Sorry its a Batfox jacket not Batfot lol, no taker's yet?


----------



## Ocho (Mar 13, 2011)

Ugh..I know what that's like.

Have you tried contacting Quicksilver? If they're able to tell you who ordered it (like which shops), you might be able to go down the list and call around. I say call because not all shops have web presence. Who knows it might be in the clearance section of some small shop somewhere. 

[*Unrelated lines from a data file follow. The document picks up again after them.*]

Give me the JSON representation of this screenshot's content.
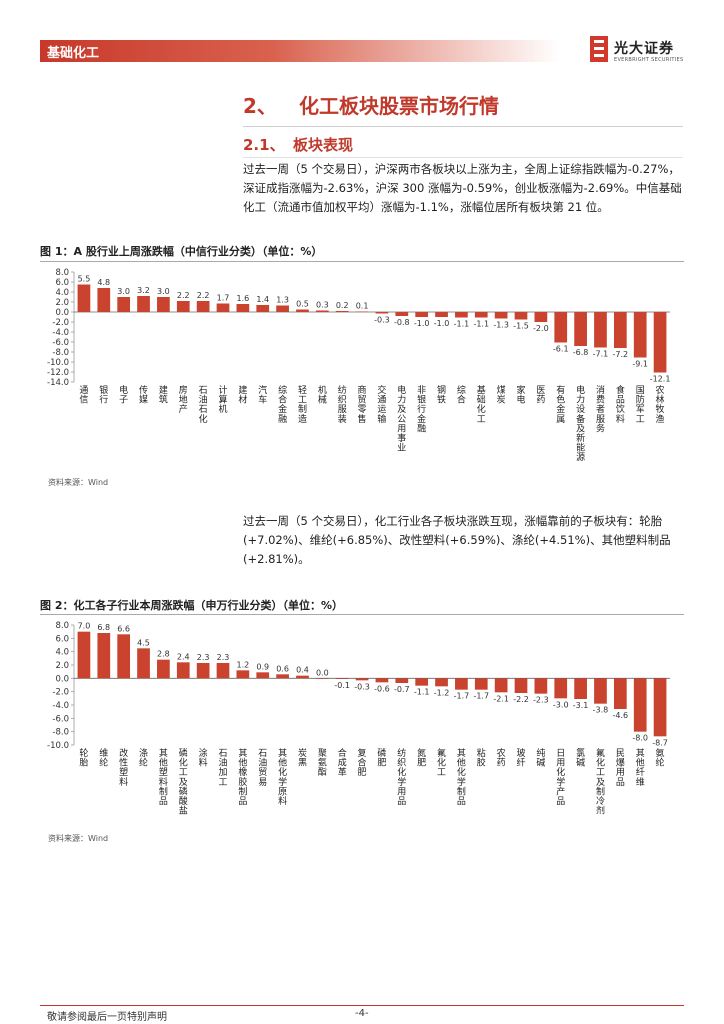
{
  "header": {
    "section_label": "基础化工",
    "logo_text": "光大证券",
    "logo_sub": "EVERBRIGHT SECURITIES"
  },
  "section": {
    "number": "2、",
    "title": "化工板块股票市场行情"
  },
  "subsection": {
    "number": "2.1、",
    "title": "板块表现"
  },
  "paragraph1": "过去一周（5 个交易日），沪深两市各板块以上涨为主，全周上证综指跌幅为-0.27%，深证成指涨幅为-2.63%，沪深 300 涨幅为-0.59%，创业板涨幅为-2.69%。中信基础化工（流通市值加权平均）涨幅为-1.1%，涨幅位居所有板块第 21 位。",
  "figure1": {
    "title": "图 1：A 股行业上周涨跌幅（中信行业分类）（单位：%）",
    "source": "资料来源：Wind"
  },
  "paragraph2": "过去一周（5 个交易日），化工行业各子板块涨跌互现，涨幅靠前的子板块有：轮胎(+7.02%)、维纶(+6.85%)、改性塑料(+6.59%)、涤纶(+4.51%)、其他塑料制品(+2.81%)。",
  "figure2": {
    "title": "图 2：化工各子行业本周涨跌幅（申万行业分类）（单位：%）",
    "source": "资料来源：Wind"
  },
  "chart_data": [
    {
      "type": "bar",
      "title": "A 股行业上周涨跌幅（中信行业分类）（单位：%）",
      "categories": [
        "通信",
        "银行",
        "电子",
        "传媒",
        "建筑",
        "房地产",
        "石油石化",
        "计算机",
        "建材",
        "汽车",
        "综合金融",
        "轻工制造",
        "机械",
        "纺织服装",
        "商贸零售",
        "交通运输",
        "电力及公用事业",
        "非银行金融",
        "钢铁",
        "综合",
        "基础化工",
        "煤炭",
        "家电",
        "医药",
        "有色金属",
        "电力设备及新能源",
        "消费者服务",
        "食品饮料",
        "国防军工",
        "农林牧渔"
      ],
      "values": [
        5.5,
        4.8,
        3.0,
        3.2,
        3.0,
        2.2,
        2.2,
        1.7,
        1.6,
        1.4,
        1.3,
        0.5,
        0.3,
        0.2,
        0.1,
        -0.3,
        -0.8,
        -1.0,
        -1.0,
        -1.1,
        -1.1,
        -1.3,
        -1.5,
        -2.0,
        -6.1,
        -6.8,
        -7.1,
        -7.2,
        -9.1,
        -12.1
      ],
      "labels": [
        "5.5",
        "4.8",
        "3.0",
        "3.2",
        "3.0",
        "2.2",
        "2.2",
        "1.7",
        "1.6",
        "1.4",
        "1.3",
        "0.5",
        "0.3",
        "0.2",
        "0.1",
        "-0.3",
        "-0.8",
        "-1.0",
        "-1.0",
        "-1.1",
        "-1.1",
        "-1.3",
        "-1.5",
        "-2.0",
        "-6.1",
        "-6.8",
        "-7.1",
        "-7.2",
        "-9.1",
        "-12.1"
      ],
      "ylim": [
        -14,
        8
      ],
      "yticks": [
        "8.0",
        "6.0",
        "4.0",
        "2.0",
        "0.0",
        "-2.0",
        "-4.0",
        "-6.0",
        "-8.0",
        "-10.0",
        "-12.0",
        "-14.0"
      ],
      "ytick_values": [
        8,
        6,
        4,
        2,
        0,
        -2,
        -4,
        -6,
        -8,
        -10,
        -12,
        -14
      ],
      "bar_color": "#c9432e"
    },
    {
      "type": "bar",
      "title": "化工各子行业本周涨跌幅（申万行业分类）（单位：%）",
      "categories": [
        "轮胎",
        "维纶",
        "改性塑料",
        "涤纶",
        "其他塑料制品",
        "磷化工及磷酸盐",
        "涂料",
        "石油加工",
        "其他橡胶制品",
        "石油贸易",
        "其他化学原料",
        "炭黑",
        "聚氨酯",
        "合成革",
        "复合肥",
        "磷肥",
        "纺织化学用品",
        "氮肥",
        "氟化工",
        "其他化学制品",
        "粘胶",
        "农药",
        "玻纤",
        "纯碱",
        "日用化学产品",
        "氯碱",
        "氟化工及制冷剂",
        "民爆用品",
        "其他纤维",
        "氨纶"
      ],
      "values": [
        7.0,
        6.8,
        6.6,
        4.5,
        2.8,
        2.4,
        2.3,
        2.3,
        1.2,
        0.9,
        0.6,
        0.4,
        0.0,
        -0.1,
        -0.3,
        -0.6,
        -0.7,
        -1.1,
        -1.2,
        -1.7,
        -1.7,
        -2.1,
        -2.2,
        -2.3,
        -3.0,
        -3.1,
        -3.8,
        -4.6,
        -8.0,
        -8.7
      ],
      "labels": [
        "7.0",
        "6.8",
        "6.6",
        "4.5",
        "2.8",
        "2.4",
        "2.3",
        "2.3",
        "1.2",
        "0.9",
        "0.6",
        "0.4",
        "0.0",
        "-0.1",
        "-0.3",
        "-0.6",
        "-0.7",
        "-1.1",
        "-1.2",
        "-1.7",
        "-1.7",
        "-2.1",
        "-2.2",
        "-2.3",
        "-3.0",
        "-3.1",
        "-3.8",
        "-4.6",
        "-8.0",
        "-8.7"
      ],
      "ylim": [
        -10,
        8
      ],
      "yticks": [
        "8.0",
        "6.0",
        "4.0",
        "2.0",
        "0.0",
        "-2.0",
        "-4.0",
        "-6.0",
        "-8.0",
        "-10.0"
      ],
      "ytick_values": [
        8,
        6,
        4,
        2,
        0,
        -2,
        -4,
        -6,
        -8,
        -10
      ],
      "bar_color": "#c9432e"
    }
  ],
  "footer": {
    "disclaimer": "敬请参阅最后一页特别声明",
    "page": "-4-"
  },
  "colors": {
    "brand_red": "#c0392b",
    "bar": "#c9432e"
  }
}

Good luck! Hope you find it.


----------



## DJDubCee (Nov 12, 2011)

Yea, I made contact with them they said "oh well maybe some of our shops may have it!" i asked which ones they said "Uhh were not entirely sure..." customer service +10 woo woo *rolls eyes*


----------



## ev13wt (Nov 22, 2010)

Looks like you need a flag, a jacket and a girl with a sowing machine!


----------



## DJDubCee (Nov 12, 2011)

Lol good call, ima make the girl doit...


----------



## Sick-Pow (May 5, 2008)

contact Travis. He wears XL from the jacket (not this one, or I would give you it) he gave me. I bet a hundred USD he will hook you up.

PS, mention slow 3s in pow for extra points.


----------